The possibility of H5N1 becoming transmissible outside the lab is certainly real. Each of the mutations that Fouchier identified in his lab-made strains already exists in nature. If viruses with key mutations were to recombine, the result would be a human transmissible virus. “If you say this is only a 1 in a billion chance,” Ward said, “well, you have a billion birds and a few billion pigs and seven billion people, so statistically the chances are not bad.”

On the other hand, it’s possible that a transmissible strain may not be as deadly.
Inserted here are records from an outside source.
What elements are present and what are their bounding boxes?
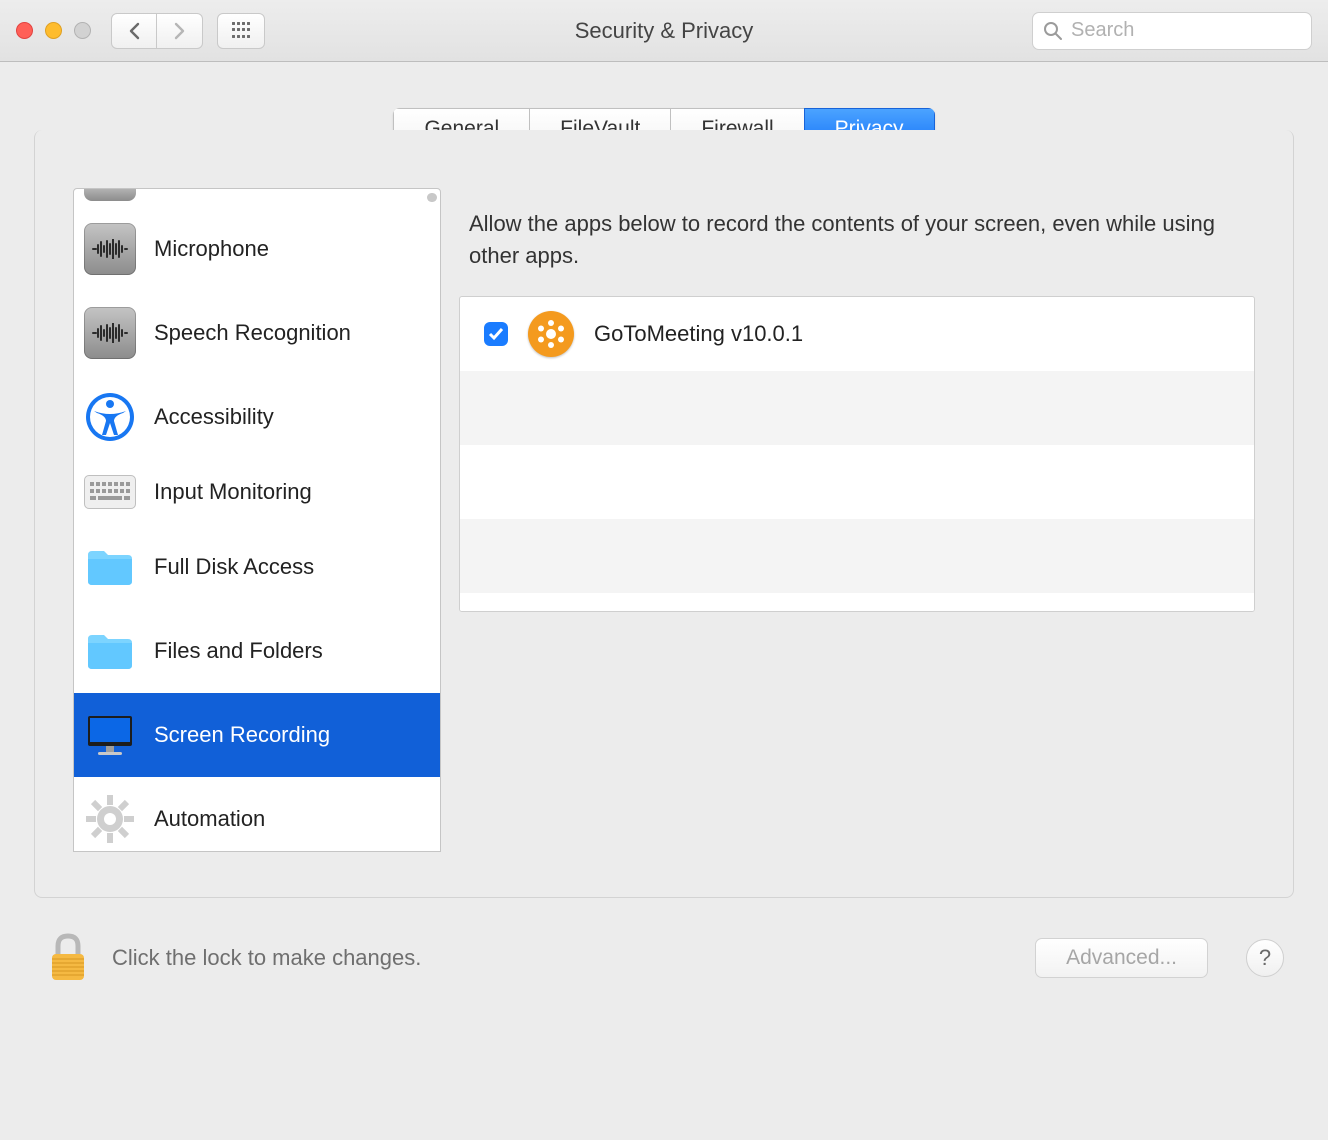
nav-button-group <box>111 13 203 49</box>
chevron-right-icon <box>173 22 187 40</box>
gear-icon <box>84 793 136 845</box>
app-checkbox[interactable] <box>484 322 508 346</box>
search-icon <box>1043 21 1063 41</box>
show-all-prefs-button[interactable] <box>217 13 265 49</box>
back-button[interactable] <box>111 13 157 49</box>
empty-row <box>460 593 1254 612</box>
app-row[interactable]: GoToMeeting v10.0.1 <box>460 297 1254 371</box>
sidebar-item-full-disk-access[interactable]: Full Disk Access <box>74 525 440 609</box>
window-title: Security & Privacy <box>575 18 754 44</box>
advanced-button[interactable]: Advanced... <box>1035 938 1208 978</box>
search-input[interactable] <box>1071 19 1301 42</box>
sidebar-item-input-monitoring[interactable]: Input Monitoring <box>74 459 440 525</box>
sidebar-item-screen-recording[interactable]: Screen Recording <box>74 693 440 777</box>
sidebar-item-label: Speech Recognition <box>154 320 351 346</box>
sidebar-item-label: Automation <box>154 806 265 832</box>
speech-waveform-icon <box>84 307 136 359</box>
zoom-window-button[interactable] <box>74 22 91 39</box>
footer: Click the lock to make changes. Advanced… <box>0 898 1328 984</box>
close-window-button[interactable] <box>16 22 33 39</box>
content-pane: Allow the apps below to record the conte… <box>459 188 1255 852</box>
keyboard-icon <box>84 475 136 509</box>
sidebar-item-label: Files and Folders <box>154 638 323 664</box>
gotomeeting-icon <box>528 311 574 357</box>
empty-row <box>460 371 1254 445</box>
toolbar: Security & Privacy <box>0 0 1328 62</box>
app-name-label: GoToMeeting v10.0.1 <box>594 321 803 347</box>
list-item[interactable] <box>74 189 440 207</box>
lock-button[interactable] <box>44 932 92 984</box>
lock-message: Click the lock to make changes. <box>112 945 421 971</box>
forward-button[interactable] <box>157 13 203 49</box>
empty-row <box>460 445 1254 519</box>
partial-item-icon <box>84 188 136 201</box>
folder-icon <box>84 625 136 677</box>
sidebar-item-speech-recognition[interactable]: Speech Recognition <box>74 291 440 375</box>
minimize-window-button[interactable] <box>45 22 62 39</box>
folder-icon <box>84 541 136 593</box>
monitor-icon <box>84 709 136 761</box>
main-panel: Microphone Speech Recognition Accessibil… <box>34 130 1294 898</box>
help-button[interactable]: ? <box>1246 939 1284 977</box>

Fouchier’s mutant virus was lethal in ferrets, but only when it was passed from ferret to ferret via syringe. When the contagion was passed through airborne droplets, it wasn’t lethal.

So the question remains, does the risk of a natural pandemic outweigh the risk of a man-made one? The debate left the scientific community divided. After a year of consultations and debates, a full consensus still hasn’t been reached. Ward noted, however, that, “in the end, the split wasn’t 50/50.  The large majority of the world’s scientists fall on the side of the line where releasing this [research] is not a bad thing.”

Briedis, for one, remains unconvinced. “I do not think that it’s wise research to do,” he said.  “I personally would not have gotten involved in doing it, and I would have attempted to sway people from doing it.” But, he added, “the academic ambitions of individual researchers are not to be underestimated.  If there’s something interesting to be done, generally someone somewhere will end up doing it.”

As biotechnology moves forward, we may see more and more cases like this. The consultation process has clearly set a precedent for how scientists deal with controversy in the public eye. But one questions the effectiveness of such an insular decision process in gaining public trust. While the attempts to address public fears are a step in the right direction, lingering fears about the release of a supervirus suggest that more transparency is needed.